Invertendo o sentido de anteriores decisões sobre a mesma matéria, o Tribunal Constitucional declarou inconstitucional uma parte da Contribuição Extraordinária sobre o Sector Energético (CESE) que incidia sobre as empresas concessionárias das atividades de transporte, distribuição e armazenamento subterrâneo de gás natural.

Esta decisão, que afecta as cobranças da contribuição efectuadas pela AT desde 2018, irá permitir às empresas em causa recuperar algumas dezenas de milhões de euros que entretanto tiveram de pagar, embora sempre sob protesto – as empresas do sector do Gás Natural sempre contestaram a sua sujeição à CESE porque se sentiam chamadas a contribuir para a resolução de um problema que dizia exclusivamente respeito ao sector eléctrico, e para cuja criação não tinham contribuído.

Além disso, a CESE era por demais penalizadora porque é calculada com base no valor dos activos das empresas e não dos seus lucros, e não pode ser deduzida no IRC.

Recordemos: a CESE foi criada no âmbito da execução do Programa de Assistência Económica e Financeira (PAEF) acordado com a União Europeia e o Fundo Monetário Internacional, como um instrumento destinado a combater uma situação de crise e a criar mais eficiência e dinamismo no sector.

Segundo argumenta o Tribunal Constitucional, “na sua configuração inicial, a CESE destinava-se, não apenas a acudir à premente resolução do problema do défice tarifário do [Sistema Eléctrico Nacional], mas principalmente a financiar políticas do setor energético de cariz social e ambiental, ações de regulação e medidas relacionadas com a eficiência energética”.

Tratava-se “de objetivos muito amplos, assimiláveis às incumbências fundamentais e prioritárias do Estado e de inegável interesse geral”. Assim, o produto da CESE seria aplicado no financiamento de medidas, acções e políticas que incidiriam sobre a globalidade do sector energético, “de que seriam beneficiários todos os operadores do setor da energia, e não apenas os (…) integrados no subsetor da energia elétrica”.

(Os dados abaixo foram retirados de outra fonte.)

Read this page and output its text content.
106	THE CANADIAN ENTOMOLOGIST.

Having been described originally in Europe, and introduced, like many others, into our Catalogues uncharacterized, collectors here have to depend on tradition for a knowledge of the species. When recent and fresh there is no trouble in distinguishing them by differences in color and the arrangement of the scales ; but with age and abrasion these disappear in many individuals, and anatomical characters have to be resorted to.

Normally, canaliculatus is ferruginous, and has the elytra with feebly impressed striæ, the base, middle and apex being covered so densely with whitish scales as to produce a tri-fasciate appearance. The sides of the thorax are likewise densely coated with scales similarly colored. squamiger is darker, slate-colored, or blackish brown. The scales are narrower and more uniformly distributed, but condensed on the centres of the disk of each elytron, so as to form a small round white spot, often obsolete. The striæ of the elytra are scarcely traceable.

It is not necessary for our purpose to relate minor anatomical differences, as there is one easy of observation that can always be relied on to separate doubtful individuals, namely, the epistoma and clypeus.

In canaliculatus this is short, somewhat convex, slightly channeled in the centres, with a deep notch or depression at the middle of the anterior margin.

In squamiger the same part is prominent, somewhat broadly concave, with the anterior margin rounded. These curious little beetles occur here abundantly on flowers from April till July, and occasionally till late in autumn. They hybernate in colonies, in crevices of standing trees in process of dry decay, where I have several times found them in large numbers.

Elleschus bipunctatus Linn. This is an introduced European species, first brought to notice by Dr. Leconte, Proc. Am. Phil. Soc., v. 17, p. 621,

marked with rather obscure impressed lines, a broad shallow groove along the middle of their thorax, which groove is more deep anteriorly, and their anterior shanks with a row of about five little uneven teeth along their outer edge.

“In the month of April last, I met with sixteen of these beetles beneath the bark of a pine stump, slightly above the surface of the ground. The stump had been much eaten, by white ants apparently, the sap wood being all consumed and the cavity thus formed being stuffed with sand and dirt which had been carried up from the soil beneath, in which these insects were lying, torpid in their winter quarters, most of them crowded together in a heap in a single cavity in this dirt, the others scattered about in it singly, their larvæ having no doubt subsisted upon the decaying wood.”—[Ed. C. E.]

Além disso, a CESE era definida como “extraordinária”, o que o Tribunal considerou não como referente a um limite temporal, mas sim a “um certo estado de coisas”. Todas estas constatações levaram o Tribunal Constitucional a concluir que a regulamentação da CESE não violava a Constituição.

O que mudou então para que o Tribunal Constitucional altere agora a sua posição?

Fundamentalmente (há outras razões, entre as quais a eternização da necessidade desta contribuição extraordinária, mas esta parece ser a determinante), o destino das receitas da CESE foi, em 2018, alterado de forma substancial.

Com efeito, na sua concepção original, 2/3 da receita obtida com a CESE, com o limite de 100 milhões de euros, destinava-se a financiar “políticas do setor energético de cariz social e ambiental, relacionadas com medidas de eficiência energética” através do Fundo de Sustentabilidade Sistémica do Sector Energético (FSSSE) sendo o remanescente afecto à redução do défice tarifário do Sistema Eléctrico Nacional.

Mas, em 2018, o Governo alterou esta definição por entender que “os critérios de distribuição da receita obtida com a cobrança da CESE «se têm vindo a revelar demasiadamente rígidos, impedindo que, em cada ano, se possam ajustar os valores aos objetivos do FSSSE que se mostrem mais prementes»”.

Ou seja, os objectivos de gestão geral do instrumento alteraram-se. E já em 2018 o Parecer do Tribunal de Contas sobre a Conta Geral do Estado indica que a maior parte da receita da CESE foi usada para reduzir o défice tarifário do sector eléctrico.

A CESE deixou assim de ser uma contribuição extraordinária que visava a criação de benefícios para o sector energético em bloco, para ser quase totalmente aplicada na resolução do défice tarifário do sector eléctrico. E nesses termos as empresas do sector do Gás Natural passaram a ser efectivamente chamadas, como sempre argumentaram a resolver um problema que não lhes dizia respeito.

É essa alteração que leva o Tribunal Constitucional a mudar a sua decisão. Esta conclusão poderia ter sido antecipada, se houvesse coerência na gestão do instrumento – e o facto de a Autoridade Tributária não ter sequer apresentado contra-alegações indicia que a antecipou.

Neste caso, a gestão pública do instrumento financeiro pautou-se pela óptica da manutenção da receita, sem cuidar de confirmar se a continuidade da tributação estava adequada às finalidades inicialmente anunciadas. Ou seja, é preciso que o dinheiro continue a vir, depois logo se vê como se gasta. Assim, não admira que haja juízos de inconstitucionalidade.

O autor escreve de acordo com a antiga ortografia.